Le droit international humanitaire est un ensemble de règles qui, pour des raisons humanitaires, visent à limiter les effets des conflits armés. Il protège en particulier les individus qui ne participent pas - ou ne participent plus - aux combats et il limite le choix des moyens et méthodes de guerre. Le droit international humanitaire est également appelé « droit de la guerre » et « droit des conflits armés ».
« Le CICR dispose d’un mandat reconnu en droit, reçu de la communauté internationale. Ce mandat découle de deux sources :
les Conventions de Genève, qui assignent diverses tâches au CICR – visites de prisonniers, conduite d’opérations d’assistance, regroupement de familles dispersées et autres activités humanitaires similaires – pendant les confits armés ;
ses propres Statuts, qui encouragent le CICR à mener une action similaire dans les situations de violence interne, non couvertes par les Conventions de Genève.

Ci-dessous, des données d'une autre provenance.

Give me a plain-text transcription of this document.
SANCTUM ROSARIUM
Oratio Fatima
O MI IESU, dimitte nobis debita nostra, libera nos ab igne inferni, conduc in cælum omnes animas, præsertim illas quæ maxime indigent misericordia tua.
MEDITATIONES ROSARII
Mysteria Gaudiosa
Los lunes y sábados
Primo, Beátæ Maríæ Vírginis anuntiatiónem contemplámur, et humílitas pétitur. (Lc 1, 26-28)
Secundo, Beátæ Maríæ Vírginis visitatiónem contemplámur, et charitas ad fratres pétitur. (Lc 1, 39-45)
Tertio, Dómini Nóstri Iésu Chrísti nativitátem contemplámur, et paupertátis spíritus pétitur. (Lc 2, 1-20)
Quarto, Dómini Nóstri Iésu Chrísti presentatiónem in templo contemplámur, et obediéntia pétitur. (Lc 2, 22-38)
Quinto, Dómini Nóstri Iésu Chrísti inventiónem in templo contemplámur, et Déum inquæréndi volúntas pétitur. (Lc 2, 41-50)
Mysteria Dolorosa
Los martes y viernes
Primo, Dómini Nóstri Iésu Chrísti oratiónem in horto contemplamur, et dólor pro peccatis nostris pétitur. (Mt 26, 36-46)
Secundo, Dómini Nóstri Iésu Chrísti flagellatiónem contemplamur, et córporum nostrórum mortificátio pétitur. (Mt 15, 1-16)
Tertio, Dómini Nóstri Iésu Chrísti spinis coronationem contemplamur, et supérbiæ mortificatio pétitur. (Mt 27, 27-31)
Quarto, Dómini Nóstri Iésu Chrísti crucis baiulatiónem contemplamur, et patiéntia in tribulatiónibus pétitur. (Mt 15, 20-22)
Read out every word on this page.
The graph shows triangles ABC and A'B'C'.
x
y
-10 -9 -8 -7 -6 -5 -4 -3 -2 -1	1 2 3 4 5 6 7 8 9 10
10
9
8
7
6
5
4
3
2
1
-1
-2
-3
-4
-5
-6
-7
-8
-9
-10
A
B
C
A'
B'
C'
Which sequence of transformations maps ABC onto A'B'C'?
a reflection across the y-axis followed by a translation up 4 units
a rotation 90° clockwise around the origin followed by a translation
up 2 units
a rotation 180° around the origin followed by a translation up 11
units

Les Conventions de Genève sont des instruments contraignants du droit international, applicables partout dans le monde. Les statuts du CICR sont adoptés lors d’une Conférence internationale de la Croix-Rouge et du Croissant-Rouge. Une telle conférence se tient tous les quatre ans et réunit les États qui sont parties aux Conventions de Genève, ce qui confère aux statuts du CICR un caractère quasi-juridique (droit indicatif ou « soft law »). » www.icrc.org/fre , 16 mai 2008.